Three-person in vitro fertilization gets ethical nod for mitochondrial disease treatment
The leader of a U.K. inquiry into a controversial fertility treatment involving a three-person in vitro fertilization is calling the practice “ethical”.
“If further research shows these techniques to be sufficiently safe and effective, we think it would be ethical for families to use them if they wished to, provided they receive an appropriate level of information and support,” Geoff Watts of the Nuffield Council on Bioethics told BBC News. “They could offer significant health and social benefits to individuals and families, who could potentially live their lives free from what can be very severe and debilitating disorders.”
Children born through the three-person IVF would come into the world with virtually all their genetic information from their mother and father, except for mitochondria from a donor egg. This would be done to prevent life-threatening disorders.
According to the BBC, one in 6,500 children in the U.K. are born with “mitochondrial disorder”, which causes muscle weakness, blindness, and heart failure.

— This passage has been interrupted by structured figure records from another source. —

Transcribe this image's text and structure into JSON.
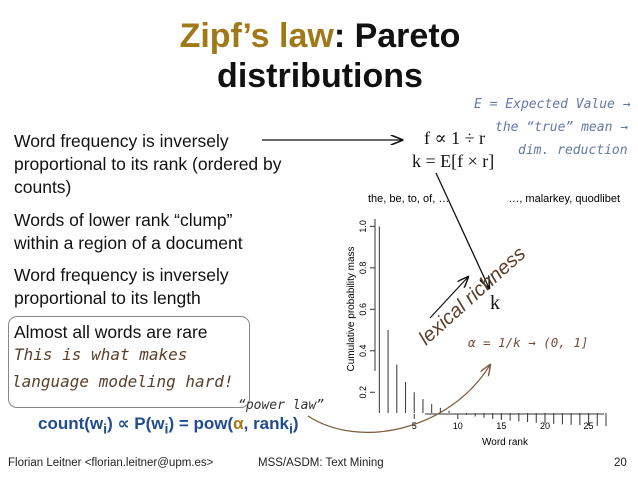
{
  "title": {
    "highlight": "Zipf’s law",
    "rest": ": Pareto distributions"
  },
  "bullets": [
    "Word frequency is inversely proportional to its rank (ordered by counts)",
    "Words of lower rank “clump” within a region of a document",
    "Word frequency is inversely proportional to its length",
    "Almost all words are rare"
  ],
  "handwritten": {
    "hard_line1": "This is what makes",
    "hard_line2": "language modeling hard!",
    "expected_line1": "E = Expected Value →",
    "expected_line2": "the “true” mean →",
    "expected_line3": "dim. reduction",
    "lexical": "lexical richness",
    "alpha_note": "α = 1/k → (0, 1]",
    "power_law": "“power law”"
  },
  "formulas": {
    "prop": "f ∝ 1 ÷ r",
    "k": "k = E[f × r]",
    "k_label": "k",
    "count_prefix": "count(w",
    "count_sub": "i",
    "count_mid": ") ∝ P(w",
    "count_sub2": "i",
    "count_mid2": ") = pow(",
    "count_alpha": "α",
    "count_mid3": ", rank",
    "count_sub3": "i",
    "count_end": ")"
  },
  "footer": {
    "left": "Florian Leitner <florian.leitner@upm.es>",
    "center": "MSS/ASDM: Text Mining",
    "right": "20"
  },
  "colors": {
    "title_accent": "#a07a18",
    "formula_blue": "#1f4d8f",
    "hand_brown": "#5a3f2a",
    "hand_blue": "#6478a8"
  },
  "chart_data": {
    "type": "bar",
    "xlabel": "Word rank",
    "ylabel": "Cumulative probability mass",
    "top_left_label": "the, be, to, of, …",
    "top_right_label": "…, malarkey, quodlibet",
    "x": [
      1,
      2,
      3,
      4,
      5,
      6,
      7,
      8,
      9,
      10,
      11,
      12,
      13,
      14,
      15,
      16,
      17,
      18,
      19,
      20,
      21,
      22,
      23,
      24,
      25,
      26,
      27
    ],
    "values": [
      1.0,
      0.5,
      0.333,
      0.25,
      0.2,
      0.167,
      0.143,
      0.125,
      0.111,
      0.1,
      0.091,
      0.083,
      0.077,
      0.071,
      0.067,
      0.063,
      0.059,
      0.056,
      0.053,
      0.05,
      0.048,
      0.045,
      0.043,
      0.042,
      0.04,
      0.038,
      0.037
    ],
    "xlim": [
      0.5,
      27
    ],
    "ylim": [
      0.1,
      1.05
    ],
    "xticks": [
      5,
      10,
      15,
      20,
      25
    ],
    "yticks": [
      0.2,
      0.4,
      0.6,
      0.8,
      1.0
    ],
    "ytick_labels": [
      "0.2",
      "0.4",
      "0.6",
      "0.8",
      "1.0"
    ],
    "grid": false
  }
}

The ethical conundrum stems from the fact that the newborn would have genetic material from three people.
David King, director of Human Genetics Alert, told the BBC: “Just as Frankenstein’s creation was produced by sticking together bits from many different bodies, it seems that there is no grotesquerie, no violation of the norms of nature or human culture at which scientists and their bioethical helpers will balk. The proposed techniques are both unnecessary, and highly dangerous in the medium term, since they set a precedent for allowing the creation of genetically modified designer babies.”